We have developed a method that allows for highly-efficient identification of target-binding peptide sequences within a phage display library, as well as provide an automated software package that generates and pools peptide sequences from next-generation sequencing reads. This method offers improvements in laboratory workflow efficiency, increased data quality and volume, and expedites target-binding sequence identification.

MATERIALS AND METHODS

Peptide phage display

Peptide phage display was conducted against murine M2 macrophage as previously reported except using lot number 0131402 of the Ph.D.-12 linear dodecapeptide library (New England BioLabs).11 Briefly, negative and positive selection was performed using bone marrow-derived murine IFN-γ? and LPS-polarized M1 and IL-4?polarized M2 macrophage, respectively. An initial enrichment round (positive selection only) was performed followed by three subtractive rounds (negative and positive selection). For the first round, 2×1011 PFU of the Ph.D. library was used as input; for each subsequent round, 2×1011 PFU of the amplified eluate from the previous round was used as the input. Stringency was applied throughout the rounds by increasing the Tween-20 content (0.1, 0.3, 0.5%) in wash steps. Phage titering, amplification, and DNA sequencing was performed according to the New England BioLabs manual. The experiment was performed in biological duplicate. From each experiment, 20 plaques from the third subtractive round were randomly selected for DNA Sanger sequencing (GENEWIZ). In addition, 2×1011 PFU of the Ph.D. library was amplified once or four times with no selection and used as the unselected library controls, UA1 and UA4, respectively.
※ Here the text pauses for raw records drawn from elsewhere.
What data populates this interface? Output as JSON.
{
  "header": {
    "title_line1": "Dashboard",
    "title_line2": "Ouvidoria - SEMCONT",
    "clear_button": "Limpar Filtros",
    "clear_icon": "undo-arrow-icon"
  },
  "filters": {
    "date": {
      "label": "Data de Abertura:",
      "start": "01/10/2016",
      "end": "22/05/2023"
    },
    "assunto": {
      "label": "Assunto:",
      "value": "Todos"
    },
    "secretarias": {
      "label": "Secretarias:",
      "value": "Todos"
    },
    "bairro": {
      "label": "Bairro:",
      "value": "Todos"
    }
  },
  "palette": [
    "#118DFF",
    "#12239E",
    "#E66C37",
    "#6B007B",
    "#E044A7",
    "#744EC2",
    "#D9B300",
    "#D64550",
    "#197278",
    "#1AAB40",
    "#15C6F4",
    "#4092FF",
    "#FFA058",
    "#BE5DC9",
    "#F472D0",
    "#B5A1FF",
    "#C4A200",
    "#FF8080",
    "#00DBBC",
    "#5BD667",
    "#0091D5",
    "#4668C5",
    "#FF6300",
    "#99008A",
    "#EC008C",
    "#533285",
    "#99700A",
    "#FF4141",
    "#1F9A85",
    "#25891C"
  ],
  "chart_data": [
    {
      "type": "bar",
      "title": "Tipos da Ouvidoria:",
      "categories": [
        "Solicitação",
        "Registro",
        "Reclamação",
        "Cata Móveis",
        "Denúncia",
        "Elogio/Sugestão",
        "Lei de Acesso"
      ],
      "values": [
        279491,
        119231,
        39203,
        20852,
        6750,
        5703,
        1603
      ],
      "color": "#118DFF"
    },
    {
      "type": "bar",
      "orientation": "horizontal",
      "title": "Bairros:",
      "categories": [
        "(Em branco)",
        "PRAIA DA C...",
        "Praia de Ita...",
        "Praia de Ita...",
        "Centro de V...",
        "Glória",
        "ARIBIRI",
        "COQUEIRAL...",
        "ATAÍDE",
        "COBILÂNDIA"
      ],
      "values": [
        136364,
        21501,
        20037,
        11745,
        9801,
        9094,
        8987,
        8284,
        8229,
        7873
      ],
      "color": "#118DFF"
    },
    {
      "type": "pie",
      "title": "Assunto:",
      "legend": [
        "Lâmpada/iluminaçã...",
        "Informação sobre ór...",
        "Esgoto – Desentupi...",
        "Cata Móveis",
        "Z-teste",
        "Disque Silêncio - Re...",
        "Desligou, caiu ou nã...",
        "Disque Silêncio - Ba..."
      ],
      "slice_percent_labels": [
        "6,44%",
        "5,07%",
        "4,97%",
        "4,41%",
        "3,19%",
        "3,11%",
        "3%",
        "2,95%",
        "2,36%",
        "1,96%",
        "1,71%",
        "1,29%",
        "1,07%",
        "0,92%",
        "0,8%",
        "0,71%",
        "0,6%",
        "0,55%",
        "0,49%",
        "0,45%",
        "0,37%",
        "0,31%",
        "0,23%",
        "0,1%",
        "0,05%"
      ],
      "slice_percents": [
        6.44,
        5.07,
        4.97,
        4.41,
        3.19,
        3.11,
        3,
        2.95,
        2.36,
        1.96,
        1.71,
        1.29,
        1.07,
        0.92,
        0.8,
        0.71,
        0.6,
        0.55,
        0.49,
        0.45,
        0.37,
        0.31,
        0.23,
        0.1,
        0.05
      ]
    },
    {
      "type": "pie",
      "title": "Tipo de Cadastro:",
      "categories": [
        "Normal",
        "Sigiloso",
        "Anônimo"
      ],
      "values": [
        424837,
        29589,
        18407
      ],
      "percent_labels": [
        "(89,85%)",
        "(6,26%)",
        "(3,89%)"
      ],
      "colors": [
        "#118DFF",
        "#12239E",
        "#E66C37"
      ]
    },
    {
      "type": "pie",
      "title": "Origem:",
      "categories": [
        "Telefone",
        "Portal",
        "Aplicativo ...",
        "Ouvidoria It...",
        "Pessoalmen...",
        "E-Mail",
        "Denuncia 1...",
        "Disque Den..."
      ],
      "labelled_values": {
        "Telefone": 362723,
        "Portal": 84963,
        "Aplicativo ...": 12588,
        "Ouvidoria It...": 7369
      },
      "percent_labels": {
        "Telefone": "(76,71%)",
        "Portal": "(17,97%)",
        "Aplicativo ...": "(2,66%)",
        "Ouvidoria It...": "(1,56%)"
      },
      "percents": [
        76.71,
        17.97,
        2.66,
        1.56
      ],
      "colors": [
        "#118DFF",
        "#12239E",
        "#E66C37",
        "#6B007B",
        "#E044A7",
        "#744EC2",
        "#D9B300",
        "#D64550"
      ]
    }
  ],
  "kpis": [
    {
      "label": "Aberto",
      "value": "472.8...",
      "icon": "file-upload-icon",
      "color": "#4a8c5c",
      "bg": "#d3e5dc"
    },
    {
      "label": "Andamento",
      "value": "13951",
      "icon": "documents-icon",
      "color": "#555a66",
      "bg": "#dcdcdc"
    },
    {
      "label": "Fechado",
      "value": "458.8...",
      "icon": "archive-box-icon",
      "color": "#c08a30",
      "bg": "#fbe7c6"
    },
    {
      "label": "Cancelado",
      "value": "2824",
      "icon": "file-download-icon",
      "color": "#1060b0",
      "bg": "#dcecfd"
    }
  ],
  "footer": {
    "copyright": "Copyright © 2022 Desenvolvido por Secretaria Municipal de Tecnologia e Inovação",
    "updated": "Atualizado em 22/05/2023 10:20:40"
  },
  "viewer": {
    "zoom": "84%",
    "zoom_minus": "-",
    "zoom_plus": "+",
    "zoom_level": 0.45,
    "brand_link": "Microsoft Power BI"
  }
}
Phage DNA isolation and purification for next-generation sequencing

DNA amplicons were prepared as previously described with some modifications.10 Single-stranded DNA (ssDNA) was isolated from 1×1011 PFU of the amplified phage eluate from each round of peptide phage display using QIAprep Spin M13 Kit (QIAGEN), and 50 ng of ssDNA was amplified by PCR using primers containing Illumina-compatible sequencing adaptors and sample-specific barcodes (Table S1). For each library sample, the PCR reaction (50 μL) contained 500 nM of both the forward primer and reverse barcode primer unique to that sample, 250 μM dNTP, 1 U Phusion High Fidelity DNA Polymerase (New England BioLabs), and 1× Phusion High Fidelity buffer. Thirteen PCR cycles (10 s at 98 °C, 30 s at 59 °C, 30 s at 72 °C) were performed and PCR products were purified from a 2% agarose gel (AquaPor LE GTAC Agarose, National Diagnostics) using QIAquick Gel Extraction Kit (QIAGEN). The concentration of DNA was determined by a quantitation assay using a Qubit 3.0 Fluorometer (Life Technologies). Purified PCR products prepared from the unselected and selected phage libraries were combined in a 5:1 molar ratio, respective to each individual selected sample, prior to sequencing.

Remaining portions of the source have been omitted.